La dépression traversée par le narrateur est omnivore, elle phagocyte tout avec boulimie : le deuil, la solitude et les états affligeants d’un monde ultralibéral et répressif. Mais elle ne parvient pas à étouffer un sentiment de colère, de révolte, issu des dérives politiques contemporaines, qui lui opère comme un carburant, provoque le sursaut qui rend possible le film.
Les extraits, tirés pour certains de films célèbres, sont méconnaissables. Vouliez-vous éviter l’effet citation?

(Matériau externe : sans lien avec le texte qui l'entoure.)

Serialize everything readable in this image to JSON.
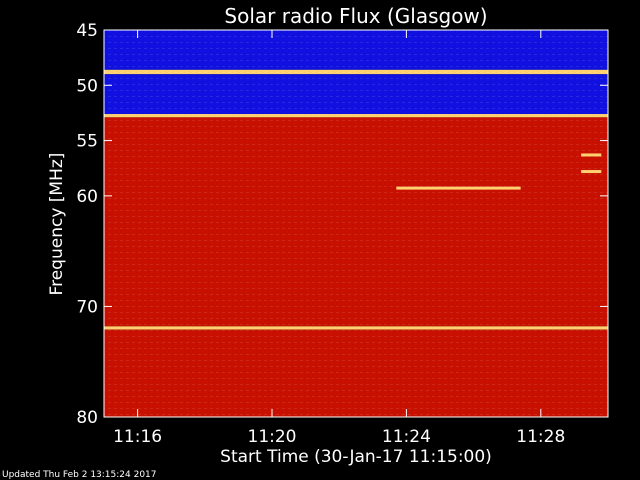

Les plans qui constituent le matériau premier du film sont des inserts, des plans de coupe, d’objets, de paysages ou de parties du corps. Habituellement, ils sont brefs et informatifs. Je voulais les extraire de leur contexte initial pour les intégrer à une autre syntaxe, comme les éléments déchaînés d’un flux de conscience. Il fallait échapper à l’effet quiz, que l’on n’ait ni le temps ni l’envie de se demander d’où provenait chacun de ces plans qui sont comme dégurgités après une surdose cinéphage.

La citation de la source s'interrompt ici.